Dans cette lettre, ils détaillent les revendications dont la satisfaction entraînerait la reprise du travail. Pour les salaires, ils réclament : l’augmentation de la valeur du point de 7,25 à 7,38 euros ; la mise en place d’un 13ème mois en lieu et place de la RAG ; et la mise en place d’une prime de fin d’année pérenne de 900 euros. Ils précisent que « ces dispositions doivent s’appliquer pour les coefficients les plus bas, sur le salaire réajusté à hauteur du SMIC ».

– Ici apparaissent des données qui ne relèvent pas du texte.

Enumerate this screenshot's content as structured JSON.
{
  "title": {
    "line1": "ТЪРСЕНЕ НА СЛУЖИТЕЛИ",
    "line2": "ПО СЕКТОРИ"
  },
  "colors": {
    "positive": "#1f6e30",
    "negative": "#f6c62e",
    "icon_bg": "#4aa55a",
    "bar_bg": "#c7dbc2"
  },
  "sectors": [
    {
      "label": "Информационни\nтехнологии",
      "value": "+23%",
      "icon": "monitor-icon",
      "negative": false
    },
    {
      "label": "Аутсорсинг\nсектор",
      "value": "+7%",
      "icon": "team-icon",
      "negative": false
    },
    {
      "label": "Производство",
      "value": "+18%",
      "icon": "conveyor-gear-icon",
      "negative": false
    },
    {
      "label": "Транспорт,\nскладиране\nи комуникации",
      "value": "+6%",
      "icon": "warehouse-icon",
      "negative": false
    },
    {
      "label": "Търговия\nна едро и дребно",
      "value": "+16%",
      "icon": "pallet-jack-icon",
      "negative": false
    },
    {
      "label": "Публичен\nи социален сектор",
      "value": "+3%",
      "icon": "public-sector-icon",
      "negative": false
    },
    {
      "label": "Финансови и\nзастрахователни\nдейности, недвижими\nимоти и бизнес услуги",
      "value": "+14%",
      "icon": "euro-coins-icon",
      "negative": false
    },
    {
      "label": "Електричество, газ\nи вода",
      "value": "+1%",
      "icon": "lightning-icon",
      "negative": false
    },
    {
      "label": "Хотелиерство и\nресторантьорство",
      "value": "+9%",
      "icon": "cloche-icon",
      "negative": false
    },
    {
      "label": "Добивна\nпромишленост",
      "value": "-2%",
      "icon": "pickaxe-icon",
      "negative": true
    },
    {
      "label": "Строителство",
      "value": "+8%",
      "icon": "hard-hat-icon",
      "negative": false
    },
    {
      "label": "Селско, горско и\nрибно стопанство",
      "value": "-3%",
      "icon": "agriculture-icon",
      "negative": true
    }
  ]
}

Concernant les conditions de travail, les salariés demandent : « la prise en compte des temps de pause en travail effectif ; la prise en compte de la durée du temps de travail de nuit de 35 heures à 33,60 heures rémunérées sur la base de 35 heures/semaine pour tous les salariés ; l’abandon de la mise en place du projet concernant les services d’hospitalisation de semaine et de chirurgie conventionnelle ». Ils réclament aussi « de prendre en compte et de mettre en place les plannings et le projet réalisés par les salariés : d’avoir des équipes distinctes par services Hospitalité de Semaine 1, 24 lits + Hospitalité de semaine 2, 12 lits= 3 binômes Infirmière/Aide-Soignante en jour et 2 infirmières 1 Aide-Soignante en nuit. Pour le service de chirurgie conventionnelle 25 lits 2 Binômes Infirmière/ Aide-Soignante en jour et 1 binôme infirmière / aide-soignante en nuit 7 jours sur 7 ; et de maintenir une organisation de travail intégrant les équipes d’Agents de Services Hospitaliers aux équipes de soins en respectant les effectifs déjà mis en place ». Ils demandent à la direction de « s’engager à remplacer les personnels absents et à mettre en place un pool adapté en respectant l’articulation vie professionnelle / vie privée, de mettre en place des plannings fixes et de respecter un délai de prévenance de 24 heures pour tout changement d’horaires. » Enfin, ils réclament « le réaménagement des postes d’AS des urgences, en actant le principe d’une semaine sur deux en ambulatoire/une semaine sur deux aux urgences. De conserver le demi-poste d’ASH au bloc obstétrical. De conserver un accueil physique sur les deux sites en maintenant les postes des hôtesses d’accueil et d’admission. Et en Cardio 4 : la mise en place d’un planning fixe sur trois mois ou à défaut l’attribution de la prime de volante ». La balle est désormais dans le camp de la direction de la Polyclinique. En attendant sa réponse, les grévistes et leurs soutiens se préparent à accueillir dimanche midi la visite du docteur Patrick Pelloux, l’un des urgentistes les plus célèbres de France.